What I’m getting at here is that the idea underwriting community is, like the friction-causing people in your life that I’m currently invoking, simple, important, and sometimes kind of annoying: it’s the fact that you can do hard things. You the collective and you the individual can do, and will be probably called upon to do, hard things.


All of this is inevitably coming around to fucking ChatGPT. A couple of women in my life, bless their hearts, have had to deal with me being insufferable in response to them telling me they use it to plan recipes, to which they then have to hear me do my best impression of a calm, sane person as I reply that I actually love to use my brain. Look, we don’t all have the time to lecture people in our lives; not everyone is ready or willing at 9am to hear about how the program they’re casually using is an indefensible drain on the environment that’s undermining the value of human workers across industries as another means of exploitation and is also stealing from LITERALLY ME. I get it. But what I do feel I can say is girl, use your brain or lose it. I get it, being a mom is hard! I feel like all I ever do is think about what I’m making for dinner! And if I’m not doing that, then I’m making dinner again! Sometimes it’s like, fuck, am I ever not making dinner!! Nobody understands more than me—a person who is also too angry at the exploitation of gig workers to order takeout and manages a household that doesn’t have pre-prepared snacks because, quite frankly, I love to eat and believe in making food for myself and my loved ones on hard mode for the Sisyphean gamble that is a 4 year old’s theoretical enjoyment—you do not have to tell me about the strain of providing food. I wrote GIRL DINNER, for fuck’s sake! But who will you be once you’ve given all your powers of culinary creativity to ChatGPT? When you’ve done this for weeks, months, years, will you even be able to think of anything on your own? Will you have lost this one simple aspect of your humanity because you traded it for efficiency? For the freedom to think less? When Sam Altman has ten yachts and buys the next catatonic US president, will it have been worth the time it took to think hey, what about chicken pot pie? (Sorry, rant took a turn at the end there, but you can’t totally say that I’m wrong. And if you do want chicken pot pie, I recommend Alison Roman’s recipe in Something from Nothing. See! Why ask ChatGPT when you could ask me!)

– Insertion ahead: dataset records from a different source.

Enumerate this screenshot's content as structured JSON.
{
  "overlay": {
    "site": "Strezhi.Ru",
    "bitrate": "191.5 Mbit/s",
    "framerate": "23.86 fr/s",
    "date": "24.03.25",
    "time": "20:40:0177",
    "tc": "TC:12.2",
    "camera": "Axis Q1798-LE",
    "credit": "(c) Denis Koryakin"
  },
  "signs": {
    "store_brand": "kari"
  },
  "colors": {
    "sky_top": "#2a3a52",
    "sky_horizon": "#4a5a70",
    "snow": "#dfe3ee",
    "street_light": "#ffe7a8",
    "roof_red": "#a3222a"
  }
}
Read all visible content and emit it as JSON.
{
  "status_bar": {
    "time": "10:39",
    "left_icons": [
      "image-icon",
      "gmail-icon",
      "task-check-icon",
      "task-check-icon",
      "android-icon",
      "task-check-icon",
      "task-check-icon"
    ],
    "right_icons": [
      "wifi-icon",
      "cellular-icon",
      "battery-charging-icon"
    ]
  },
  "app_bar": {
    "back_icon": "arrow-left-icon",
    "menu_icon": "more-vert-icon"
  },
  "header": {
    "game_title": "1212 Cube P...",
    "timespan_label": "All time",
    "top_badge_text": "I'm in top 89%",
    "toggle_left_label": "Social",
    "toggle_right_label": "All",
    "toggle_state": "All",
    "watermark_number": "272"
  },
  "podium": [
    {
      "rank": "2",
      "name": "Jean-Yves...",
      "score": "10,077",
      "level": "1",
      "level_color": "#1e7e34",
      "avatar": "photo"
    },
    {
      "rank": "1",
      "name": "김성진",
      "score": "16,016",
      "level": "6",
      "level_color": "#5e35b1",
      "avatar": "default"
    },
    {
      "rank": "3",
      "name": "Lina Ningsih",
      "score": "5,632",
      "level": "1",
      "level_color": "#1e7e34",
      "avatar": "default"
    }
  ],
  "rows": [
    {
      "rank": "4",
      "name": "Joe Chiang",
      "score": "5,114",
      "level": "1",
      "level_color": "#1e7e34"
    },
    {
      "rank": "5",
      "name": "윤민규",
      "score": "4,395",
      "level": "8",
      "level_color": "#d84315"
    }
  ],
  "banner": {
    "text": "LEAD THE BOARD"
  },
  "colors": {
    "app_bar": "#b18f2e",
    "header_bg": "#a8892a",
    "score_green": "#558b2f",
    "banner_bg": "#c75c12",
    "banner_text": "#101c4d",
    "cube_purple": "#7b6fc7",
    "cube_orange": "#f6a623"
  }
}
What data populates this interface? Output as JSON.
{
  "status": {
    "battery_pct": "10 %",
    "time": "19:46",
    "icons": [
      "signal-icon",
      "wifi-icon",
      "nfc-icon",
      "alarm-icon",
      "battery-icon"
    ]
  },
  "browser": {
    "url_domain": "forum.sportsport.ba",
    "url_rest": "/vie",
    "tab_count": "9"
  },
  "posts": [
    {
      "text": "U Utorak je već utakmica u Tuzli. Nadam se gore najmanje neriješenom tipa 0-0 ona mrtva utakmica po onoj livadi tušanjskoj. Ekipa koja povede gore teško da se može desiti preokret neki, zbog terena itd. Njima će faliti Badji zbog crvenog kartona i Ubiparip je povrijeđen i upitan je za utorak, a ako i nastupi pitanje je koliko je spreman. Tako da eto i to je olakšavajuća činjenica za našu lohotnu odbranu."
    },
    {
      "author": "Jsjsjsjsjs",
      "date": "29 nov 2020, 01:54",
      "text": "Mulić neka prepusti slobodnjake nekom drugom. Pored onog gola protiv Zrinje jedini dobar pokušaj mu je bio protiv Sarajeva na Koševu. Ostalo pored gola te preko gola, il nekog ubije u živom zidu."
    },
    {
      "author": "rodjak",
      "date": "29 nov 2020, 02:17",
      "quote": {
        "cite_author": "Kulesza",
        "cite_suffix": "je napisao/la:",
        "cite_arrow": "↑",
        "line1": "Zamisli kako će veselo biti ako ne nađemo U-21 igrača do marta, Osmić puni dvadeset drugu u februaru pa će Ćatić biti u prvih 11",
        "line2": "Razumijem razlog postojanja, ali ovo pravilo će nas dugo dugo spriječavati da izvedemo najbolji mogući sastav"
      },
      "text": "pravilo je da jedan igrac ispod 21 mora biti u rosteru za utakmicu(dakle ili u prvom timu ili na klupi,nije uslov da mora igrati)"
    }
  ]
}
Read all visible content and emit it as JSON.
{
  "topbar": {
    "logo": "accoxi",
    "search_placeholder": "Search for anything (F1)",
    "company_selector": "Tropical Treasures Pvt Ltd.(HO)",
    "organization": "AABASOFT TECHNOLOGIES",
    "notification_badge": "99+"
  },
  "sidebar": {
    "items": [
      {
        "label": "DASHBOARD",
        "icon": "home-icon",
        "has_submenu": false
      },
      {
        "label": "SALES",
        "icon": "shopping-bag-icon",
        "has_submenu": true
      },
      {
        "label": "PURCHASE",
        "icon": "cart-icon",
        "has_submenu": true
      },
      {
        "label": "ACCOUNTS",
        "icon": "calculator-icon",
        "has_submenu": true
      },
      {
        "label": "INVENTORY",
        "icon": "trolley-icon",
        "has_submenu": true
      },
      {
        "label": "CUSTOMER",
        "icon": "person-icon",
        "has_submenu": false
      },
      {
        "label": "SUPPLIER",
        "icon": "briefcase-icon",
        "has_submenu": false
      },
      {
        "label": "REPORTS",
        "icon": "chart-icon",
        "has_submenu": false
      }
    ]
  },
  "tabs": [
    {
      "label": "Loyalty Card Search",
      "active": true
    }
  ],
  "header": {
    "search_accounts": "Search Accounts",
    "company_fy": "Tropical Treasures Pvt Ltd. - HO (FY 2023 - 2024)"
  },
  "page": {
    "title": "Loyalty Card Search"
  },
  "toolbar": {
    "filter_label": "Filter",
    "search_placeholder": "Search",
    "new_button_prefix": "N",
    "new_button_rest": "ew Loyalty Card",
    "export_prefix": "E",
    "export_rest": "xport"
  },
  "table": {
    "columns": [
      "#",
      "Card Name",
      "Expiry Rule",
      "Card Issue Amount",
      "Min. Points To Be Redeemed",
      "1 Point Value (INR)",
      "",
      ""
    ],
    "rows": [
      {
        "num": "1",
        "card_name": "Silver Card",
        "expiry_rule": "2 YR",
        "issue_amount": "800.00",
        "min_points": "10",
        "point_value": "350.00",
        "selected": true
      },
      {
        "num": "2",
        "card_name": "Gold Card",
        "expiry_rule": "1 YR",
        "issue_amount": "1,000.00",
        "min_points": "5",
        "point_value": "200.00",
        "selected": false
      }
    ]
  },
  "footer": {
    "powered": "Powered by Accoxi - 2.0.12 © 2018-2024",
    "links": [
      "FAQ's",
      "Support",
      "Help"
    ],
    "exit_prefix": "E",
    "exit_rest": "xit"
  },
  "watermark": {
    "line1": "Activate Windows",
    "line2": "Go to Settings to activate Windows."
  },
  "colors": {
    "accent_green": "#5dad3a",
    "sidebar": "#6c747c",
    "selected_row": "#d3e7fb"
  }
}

Caveat: I’m a writer, which means I think for a living. I think so much it’s already been diagnosed as a problem. I started playing tennis with some friends recently, and all the instructor can tell me is a variation on “stop thinking so much,” which is also what my boxing coach tells me, so there’s that. I do quite possibly love to think more than the average person. But listen, it took a long time to like my brain. It took inconceivable amounts of work and time to learn to love it. I’m certainly not going to sacrifice it now, nor am I looking to make life easier just so that one day, I can be alone with my efficiently managed tasks. I want to live, damn it! It’s all any of us want. It’s why people came to this country in the first place—to live. “Give me your tired, your poor, huddled masses yearning to be free—”


And for god’s sake, value your eyeballs. They might be all that we have left.